A limiting factor is a factor that controls a process. Light intensity, temperature and carbon dioxide concentration are all factors which can control the rate of photosynthesis. Usually, only one of these factors will be the limiting factor in a plant at a certain time. This is the factor which is the furthest from its optimum level at a particular point in time. If we change the limiting factor the rate of photosynthesis will change but changes to the other factors will have no effect on the rate. If the levels of the limiting factor increase so that this factor is no longer the furthest from its optimum level, the limiting factor will change to the factor which is at that point in time, the furthest from its optimum level. For example, at night the limiting factor is likely to be the light intensity as this will be the furthest from its optimum level. During the day, the limiting factor is likely to switch to the temperature or the carbon dioxide concentration as the light intensity increases.

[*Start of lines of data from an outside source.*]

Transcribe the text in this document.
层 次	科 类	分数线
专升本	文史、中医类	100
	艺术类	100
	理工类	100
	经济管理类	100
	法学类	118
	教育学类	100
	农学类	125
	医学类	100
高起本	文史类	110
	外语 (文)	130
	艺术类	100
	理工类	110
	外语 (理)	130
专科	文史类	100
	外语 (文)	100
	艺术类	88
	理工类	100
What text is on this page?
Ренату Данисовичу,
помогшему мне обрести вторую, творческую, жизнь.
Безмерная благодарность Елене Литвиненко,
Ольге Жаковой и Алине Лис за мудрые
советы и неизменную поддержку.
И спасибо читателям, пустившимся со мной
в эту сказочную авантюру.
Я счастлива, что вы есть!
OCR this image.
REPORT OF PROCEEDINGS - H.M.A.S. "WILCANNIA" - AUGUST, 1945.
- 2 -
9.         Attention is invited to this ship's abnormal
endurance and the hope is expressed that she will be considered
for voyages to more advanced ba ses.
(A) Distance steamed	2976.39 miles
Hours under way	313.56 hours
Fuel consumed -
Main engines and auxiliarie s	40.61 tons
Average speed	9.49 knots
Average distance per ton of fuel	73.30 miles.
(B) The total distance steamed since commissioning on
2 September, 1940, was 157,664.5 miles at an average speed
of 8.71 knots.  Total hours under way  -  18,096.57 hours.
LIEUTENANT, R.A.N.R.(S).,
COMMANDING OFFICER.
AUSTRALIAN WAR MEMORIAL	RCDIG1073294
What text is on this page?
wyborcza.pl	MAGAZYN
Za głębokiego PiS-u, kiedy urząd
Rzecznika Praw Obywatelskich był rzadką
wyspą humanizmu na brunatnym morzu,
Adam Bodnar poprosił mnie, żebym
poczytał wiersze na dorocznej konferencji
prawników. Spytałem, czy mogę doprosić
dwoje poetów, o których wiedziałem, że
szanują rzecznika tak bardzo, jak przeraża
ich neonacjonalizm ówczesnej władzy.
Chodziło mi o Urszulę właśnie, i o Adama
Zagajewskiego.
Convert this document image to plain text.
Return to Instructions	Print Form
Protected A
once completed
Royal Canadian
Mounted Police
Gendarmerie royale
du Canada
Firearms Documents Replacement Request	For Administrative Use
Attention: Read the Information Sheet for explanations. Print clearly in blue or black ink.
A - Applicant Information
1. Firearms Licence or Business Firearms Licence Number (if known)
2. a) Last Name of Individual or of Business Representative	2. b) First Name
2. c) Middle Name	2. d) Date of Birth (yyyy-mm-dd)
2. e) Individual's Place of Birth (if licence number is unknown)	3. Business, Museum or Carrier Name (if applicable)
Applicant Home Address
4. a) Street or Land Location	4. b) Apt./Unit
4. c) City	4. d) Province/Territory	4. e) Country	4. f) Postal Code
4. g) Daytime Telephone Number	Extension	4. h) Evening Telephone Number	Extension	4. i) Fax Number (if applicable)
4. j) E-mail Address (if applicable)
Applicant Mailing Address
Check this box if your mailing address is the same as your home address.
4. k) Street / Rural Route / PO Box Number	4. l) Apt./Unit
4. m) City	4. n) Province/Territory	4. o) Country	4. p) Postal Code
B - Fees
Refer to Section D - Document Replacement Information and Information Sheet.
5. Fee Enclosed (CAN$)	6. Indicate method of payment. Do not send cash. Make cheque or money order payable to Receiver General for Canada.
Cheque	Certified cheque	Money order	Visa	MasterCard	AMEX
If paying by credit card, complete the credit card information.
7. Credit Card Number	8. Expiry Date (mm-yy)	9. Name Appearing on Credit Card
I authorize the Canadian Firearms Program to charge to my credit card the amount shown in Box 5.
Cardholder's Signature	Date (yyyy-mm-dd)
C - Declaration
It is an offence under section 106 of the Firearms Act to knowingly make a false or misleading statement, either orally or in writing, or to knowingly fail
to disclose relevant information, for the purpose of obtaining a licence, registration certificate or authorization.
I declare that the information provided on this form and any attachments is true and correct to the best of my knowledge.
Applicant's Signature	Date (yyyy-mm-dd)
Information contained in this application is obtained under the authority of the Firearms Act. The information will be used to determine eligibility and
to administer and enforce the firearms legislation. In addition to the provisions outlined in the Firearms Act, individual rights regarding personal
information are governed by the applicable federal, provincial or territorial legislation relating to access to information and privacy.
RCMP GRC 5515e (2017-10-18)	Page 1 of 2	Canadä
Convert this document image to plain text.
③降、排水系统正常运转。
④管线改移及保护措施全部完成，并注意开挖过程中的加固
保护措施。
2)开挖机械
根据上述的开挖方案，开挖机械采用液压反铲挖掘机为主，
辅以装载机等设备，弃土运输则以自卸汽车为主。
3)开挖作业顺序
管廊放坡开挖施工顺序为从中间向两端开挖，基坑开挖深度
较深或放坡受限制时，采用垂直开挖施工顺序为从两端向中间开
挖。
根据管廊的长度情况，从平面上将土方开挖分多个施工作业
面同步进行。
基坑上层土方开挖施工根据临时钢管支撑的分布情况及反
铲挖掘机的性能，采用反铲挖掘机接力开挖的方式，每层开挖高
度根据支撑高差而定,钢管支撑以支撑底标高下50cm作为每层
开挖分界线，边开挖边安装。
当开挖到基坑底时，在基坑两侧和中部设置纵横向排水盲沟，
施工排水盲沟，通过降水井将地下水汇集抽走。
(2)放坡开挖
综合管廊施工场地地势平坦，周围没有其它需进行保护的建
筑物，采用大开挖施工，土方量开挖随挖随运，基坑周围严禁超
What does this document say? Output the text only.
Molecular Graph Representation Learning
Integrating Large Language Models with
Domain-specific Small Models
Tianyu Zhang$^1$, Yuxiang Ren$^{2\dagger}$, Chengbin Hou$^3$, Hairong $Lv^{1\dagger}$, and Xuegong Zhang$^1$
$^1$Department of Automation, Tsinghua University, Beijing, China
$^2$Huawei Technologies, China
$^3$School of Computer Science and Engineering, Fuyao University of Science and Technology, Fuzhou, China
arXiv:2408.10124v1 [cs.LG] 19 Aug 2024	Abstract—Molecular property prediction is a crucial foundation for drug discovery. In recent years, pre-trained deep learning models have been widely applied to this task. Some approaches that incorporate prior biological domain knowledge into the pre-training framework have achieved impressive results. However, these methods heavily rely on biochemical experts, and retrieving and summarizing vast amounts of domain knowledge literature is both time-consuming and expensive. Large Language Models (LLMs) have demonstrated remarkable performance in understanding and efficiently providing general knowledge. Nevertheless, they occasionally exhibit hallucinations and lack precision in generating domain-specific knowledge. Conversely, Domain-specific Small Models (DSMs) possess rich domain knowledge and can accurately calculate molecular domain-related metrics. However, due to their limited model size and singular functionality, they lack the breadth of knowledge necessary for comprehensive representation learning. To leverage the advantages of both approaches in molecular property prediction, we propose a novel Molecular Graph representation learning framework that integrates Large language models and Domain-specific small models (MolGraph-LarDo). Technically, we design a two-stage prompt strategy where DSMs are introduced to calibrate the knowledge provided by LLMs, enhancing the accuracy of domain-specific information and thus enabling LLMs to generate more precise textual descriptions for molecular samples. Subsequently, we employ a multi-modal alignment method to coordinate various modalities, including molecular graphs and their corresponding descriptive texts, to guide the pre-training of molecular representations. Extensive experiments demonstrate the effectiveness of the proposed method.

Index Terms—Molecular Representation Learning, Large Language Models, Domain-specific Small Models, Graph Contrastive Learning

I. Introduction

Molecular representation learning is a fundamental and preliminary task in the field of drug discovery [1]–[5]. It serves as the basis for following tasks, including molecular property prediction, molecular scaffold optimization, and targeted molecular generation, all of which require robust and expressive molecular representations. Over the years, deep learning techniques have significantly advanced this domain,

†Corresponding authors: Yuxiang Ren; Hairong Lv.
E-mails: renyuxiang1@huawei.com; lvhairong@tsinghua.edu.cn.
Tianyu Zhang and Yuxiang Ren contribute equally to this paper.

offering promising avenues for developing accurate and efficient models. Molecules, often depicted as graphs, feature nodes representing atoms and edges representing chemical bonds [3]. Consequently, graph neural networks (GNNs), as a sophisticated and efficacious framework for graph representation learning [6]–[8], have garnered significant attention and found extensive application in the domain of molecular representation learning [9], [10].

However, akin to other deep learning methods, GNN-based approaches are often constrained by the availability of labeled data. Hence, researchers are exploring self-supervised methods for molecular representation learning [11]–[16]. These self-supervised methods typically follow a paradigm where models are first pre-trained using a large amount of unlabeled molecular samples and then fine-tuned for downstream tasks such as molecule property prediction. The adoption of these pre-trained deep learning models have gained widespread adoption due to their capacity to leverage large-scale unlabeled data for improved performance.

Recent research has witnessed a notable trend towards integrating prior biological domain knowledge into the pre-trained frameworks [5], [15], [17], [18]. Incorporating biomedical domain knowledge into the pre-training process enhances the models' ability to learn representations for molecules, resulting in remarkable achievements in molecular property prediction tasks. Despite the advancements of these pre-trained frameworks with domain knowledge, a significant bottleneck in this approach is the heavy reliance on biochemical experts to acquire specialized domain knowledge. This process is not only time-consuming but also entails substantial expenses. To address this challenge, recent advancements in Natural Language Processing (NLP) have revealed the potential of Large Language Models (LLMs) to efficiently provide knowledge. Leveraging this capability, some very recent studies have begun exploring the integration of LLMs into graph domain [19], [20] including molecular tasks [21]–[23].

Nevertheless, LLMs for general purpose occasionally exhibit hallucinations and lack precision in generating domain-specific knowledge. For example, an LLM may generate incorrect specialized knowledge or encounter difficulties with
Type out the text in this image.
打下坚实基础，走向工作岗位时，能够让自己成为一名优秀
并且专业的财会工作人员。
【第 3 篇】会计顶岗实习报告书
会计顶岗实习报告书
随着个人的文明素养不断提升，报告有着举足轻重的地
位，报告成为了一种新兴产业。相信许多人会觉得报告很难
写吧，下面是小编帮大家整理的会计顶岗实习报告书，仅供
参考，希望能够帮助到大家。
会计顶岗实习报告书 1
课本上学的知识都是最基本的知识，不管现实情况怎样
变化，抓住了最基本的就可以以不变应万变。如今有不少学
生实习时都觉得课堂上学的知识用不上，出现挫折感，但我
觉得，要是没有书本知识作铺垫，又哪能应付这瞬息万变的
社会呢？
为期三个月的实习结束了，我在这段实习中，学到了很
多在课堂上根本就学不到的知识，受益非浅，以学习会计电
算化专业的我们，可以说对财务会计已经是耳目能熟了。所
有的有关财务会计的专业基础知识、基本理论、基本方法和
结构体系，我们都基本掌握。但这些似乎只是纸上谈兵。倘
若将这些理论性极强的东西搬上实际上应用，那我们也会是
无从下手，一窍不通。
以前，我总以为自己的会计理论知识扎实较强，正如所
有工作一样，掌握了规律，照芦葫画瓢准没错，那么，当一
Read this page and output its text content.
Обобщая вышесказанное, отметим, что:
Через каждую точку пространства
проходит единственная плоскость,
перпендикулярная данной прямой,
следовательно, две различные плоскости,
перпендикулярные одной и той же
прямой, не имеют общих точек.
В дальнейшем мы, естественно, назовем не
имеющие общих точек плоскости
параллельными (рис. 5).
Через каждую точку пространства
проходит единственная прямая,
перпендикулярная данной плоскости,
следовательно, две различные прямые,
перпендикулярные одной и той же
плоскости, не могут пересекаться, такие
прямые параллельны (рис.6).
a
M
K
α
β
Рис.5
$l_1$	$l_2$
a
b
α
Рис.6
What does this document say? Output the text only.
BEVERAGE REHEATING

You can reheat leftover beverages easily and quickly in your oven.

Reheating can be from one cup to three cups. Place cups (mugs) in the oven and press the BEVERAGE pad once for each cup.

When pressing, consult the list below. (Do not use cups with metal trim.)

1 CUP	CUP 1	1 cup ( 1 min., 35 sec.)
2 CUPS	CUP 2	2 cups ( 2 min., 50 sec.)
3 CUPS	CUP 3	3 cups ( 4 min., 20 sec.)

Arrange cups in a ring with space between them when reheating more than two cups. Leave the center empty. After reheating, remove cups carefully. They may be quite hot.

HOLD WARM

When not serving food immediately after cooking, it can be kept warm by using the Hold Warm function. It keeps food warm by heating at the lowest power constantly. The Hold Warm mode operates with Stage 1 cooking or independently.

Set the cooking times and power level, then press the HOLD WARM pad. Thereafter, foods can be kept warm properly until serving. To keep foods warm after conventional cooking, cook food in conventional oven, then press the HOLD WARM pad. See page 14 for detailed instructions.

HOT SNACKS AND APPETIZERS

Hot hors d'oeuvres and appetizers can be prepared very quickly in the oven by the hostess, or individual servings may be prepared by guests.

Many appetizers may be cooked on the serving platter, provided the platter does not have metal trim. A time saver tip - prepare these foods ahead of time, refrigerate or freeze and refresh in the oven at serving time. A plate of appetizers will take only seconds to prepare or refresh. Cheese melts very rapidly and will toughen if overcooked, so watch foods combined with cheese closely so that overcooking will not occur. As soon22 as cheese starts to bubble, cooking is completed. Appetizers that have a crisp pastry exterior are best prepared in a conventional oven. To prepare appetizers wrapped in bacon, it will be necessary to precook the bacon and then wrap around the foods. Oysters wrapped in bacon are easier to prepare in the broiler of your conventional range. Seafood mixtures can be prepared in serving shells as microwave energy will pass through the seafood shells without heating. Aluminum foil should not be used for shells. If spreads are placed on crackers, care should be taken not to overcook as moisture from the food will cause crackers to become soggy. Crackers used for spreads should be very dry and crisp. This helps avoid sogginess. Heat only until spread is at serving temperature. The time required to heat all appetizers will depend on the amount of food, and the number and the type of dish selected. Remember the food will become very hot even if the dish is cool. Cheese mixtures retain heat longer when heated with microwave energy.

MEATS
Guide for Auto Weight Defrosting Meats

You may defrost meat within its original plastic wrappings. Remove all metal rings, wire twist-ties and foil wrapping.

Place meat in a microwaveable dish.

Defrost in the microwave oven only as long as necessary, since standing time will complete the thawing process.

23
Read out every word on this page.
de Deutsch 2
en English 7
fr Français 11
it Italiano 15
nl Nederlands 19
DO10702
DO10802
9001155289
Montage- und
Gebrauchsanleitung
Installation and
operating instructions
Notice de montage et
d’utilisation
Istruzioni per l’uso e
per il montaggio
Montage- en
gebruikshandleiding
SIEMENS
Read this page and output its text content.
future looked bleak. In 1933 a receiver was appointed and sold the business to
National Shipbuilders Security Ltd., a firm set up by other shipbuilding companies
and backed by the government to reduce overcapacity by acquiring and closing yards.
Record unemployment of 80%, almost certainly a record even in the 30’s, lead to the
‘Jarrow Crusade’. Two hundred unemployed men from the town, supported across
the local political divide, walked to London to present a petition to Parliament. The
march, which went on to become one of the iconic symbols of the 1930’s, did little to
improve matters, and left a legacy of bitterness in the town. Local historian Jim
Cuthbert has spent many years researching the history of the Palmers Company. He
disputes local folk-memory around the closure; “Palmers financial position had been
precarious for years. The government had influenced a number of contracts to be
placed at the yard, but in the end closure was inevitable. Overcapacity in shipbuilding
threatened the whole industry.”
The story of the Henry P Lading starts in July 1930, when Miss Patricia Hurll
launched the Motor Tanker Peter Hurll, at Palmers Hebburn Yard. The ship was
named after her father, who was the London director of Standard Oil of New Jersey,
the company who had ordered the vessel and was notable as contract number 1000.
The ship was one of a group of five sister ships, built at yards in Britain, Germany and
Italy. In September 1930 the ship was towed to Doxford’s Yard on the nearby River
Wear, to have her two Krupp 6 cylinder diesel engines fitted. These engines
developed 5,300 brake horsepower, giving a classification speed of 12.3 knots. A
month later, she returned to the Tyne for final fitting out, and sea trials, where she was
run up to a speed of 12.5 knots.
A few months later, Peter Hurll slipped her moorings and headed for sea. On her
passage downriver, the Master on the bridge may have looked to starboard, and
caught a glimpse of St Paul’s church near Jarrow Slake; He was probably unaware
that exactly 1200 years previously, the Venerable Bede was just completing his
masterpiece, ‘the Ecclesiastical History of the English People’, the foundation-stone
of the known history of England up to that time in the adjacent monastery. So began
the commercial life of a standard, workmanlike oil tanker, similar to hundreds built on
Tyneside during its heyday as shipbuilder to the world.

So how can these factors have an effect on the rate of photosynthesis? Lets start off with the light intensity. When the light intensity is poor, there is a shortage of ATP and NADPH, as these are products from the light dependent reactions. Without these products the light independent reactions can't occur as glycerate 3-phosphate cannot be reduced. Therefore a shortage of these products will limit the rate of photosynthesis. When the carbon dioxide concentration is low, the amount of glycerate 3-phosphate produced is limited as carbon dioxide is needed for its production and therefore the rate of photosynthesis is affected. Finally, many enzymes are involved during the process of photosynthesis. At low temperatures these enzymes work slower. At high temperatures the enzymes no longer work effectively. This affects the rate of the reactions in the Calvin cycle and therefore the rate of photosynthesis will be affected.